I finally received the Don Campbell's Multi-family investment binder today. I can't wait to review it and learn the best practice. Multi-family units make lots of good sense economically and strategically for one to build out a meaningful portfolio. But of course, buying/owning/managing a multi-family is a whole diffeerent game from that of single-family... as the stake is much higher.

We currently own portion of an apartment bulding outside the GTA. It's a 11-plex in a (i will say regentrifying city). We are definitely learning from our friends on all the best practices step by step.

By googling, I came across this article on Canadian Apartment magazine about renovation for apartment building. It's interesting to note that the higher ROI renovation projects are ceiling fans, W/D machines, computer desk, intrusion alarm, phone line and internet access. While I have heard different opinions on ceiling fans (the major complaint is the liability for landlord in case you tenant make bad use of the fan and injure him/herself). On the other hand, the least ROI projects are screened porch, skylight, and kitchen TV.

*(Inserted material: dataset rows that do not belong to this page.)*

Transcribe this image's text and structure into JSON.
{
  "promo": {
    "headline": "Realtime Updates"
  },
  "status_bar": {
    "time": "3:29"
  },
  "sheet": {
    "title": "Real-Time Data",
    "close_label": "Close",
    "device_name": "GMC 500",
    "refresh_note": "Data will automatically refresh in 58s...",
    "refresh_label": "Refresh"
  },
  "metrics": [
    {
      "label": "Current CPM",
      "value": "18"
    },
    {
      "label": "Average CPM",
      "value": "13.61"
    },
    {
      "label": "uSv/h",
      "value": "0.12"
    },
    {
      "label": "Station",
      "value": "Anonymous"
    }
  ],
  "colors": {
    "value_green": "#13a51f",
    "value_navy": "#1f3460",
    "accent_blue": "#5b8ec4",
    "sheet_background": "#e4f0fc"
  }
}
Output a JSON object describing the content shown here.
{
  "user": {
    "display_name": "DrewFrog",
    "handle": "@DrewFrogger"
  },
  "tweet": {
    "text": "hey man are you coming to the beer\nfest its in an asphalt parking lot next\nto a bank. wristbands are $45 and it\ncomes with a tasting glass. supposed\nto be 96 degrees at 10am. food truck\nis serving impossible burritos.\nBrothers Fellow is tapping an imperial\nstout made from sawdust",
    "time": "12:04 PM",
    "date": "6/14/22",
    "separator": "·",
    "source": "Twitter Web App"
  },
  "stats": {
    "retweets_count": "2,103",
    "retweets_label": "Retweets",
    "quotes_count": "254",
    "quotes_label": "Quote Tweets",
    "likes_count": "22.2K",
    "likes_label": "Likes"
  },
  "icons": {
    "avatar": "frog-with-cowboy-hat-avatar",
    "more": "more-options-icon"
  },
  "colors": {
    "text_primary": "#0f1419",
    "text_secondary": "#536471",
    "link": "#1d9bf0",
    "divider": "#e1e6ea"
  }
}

Wednesday, December 1, 2010

Toronto real estate

Last night, I went for a dinner with a bunch of b-school classmates and someone started the debate about how unsustainable the Toronto real estate market has become and why all of them would remain "renter" until the market cool down. I am always with the view that you buy when you are ready and feel the need, unless you are in the market like Hong Kong where property values have surged 50% since early 2009 (in less than 24 months).

Being an investor myself, I am also concern about the state of health of development here. While looking at the Canada overall, understandabily the overall number is skewed by BC, which accounts for ~15% population. And if you look at affordability across provinces, there are huge differences from Alberta at below 40% to BC at 70%. Ontario and Toronto are both just above 40%, which is anywhere up to 10% higher than the trough but in line with most of the time during the last two decades. Some can argue this number can skyrocket when interest rate jump. But given the currnet state of economy of our country and South of the border, interest rate hike might not happen too soon. From the same report, it's also apparent that though the 40% index in Toronto might be acceptable to users, that will make cashflow positive really difficult to investor. The best range is between 20 - 35 where property values are reasonable but cost of ownership is not too low that end up no one renting in the region.

Another data point from Toronto Real Estate Board shows a even more affodable situation if the data being inflation-adjusted.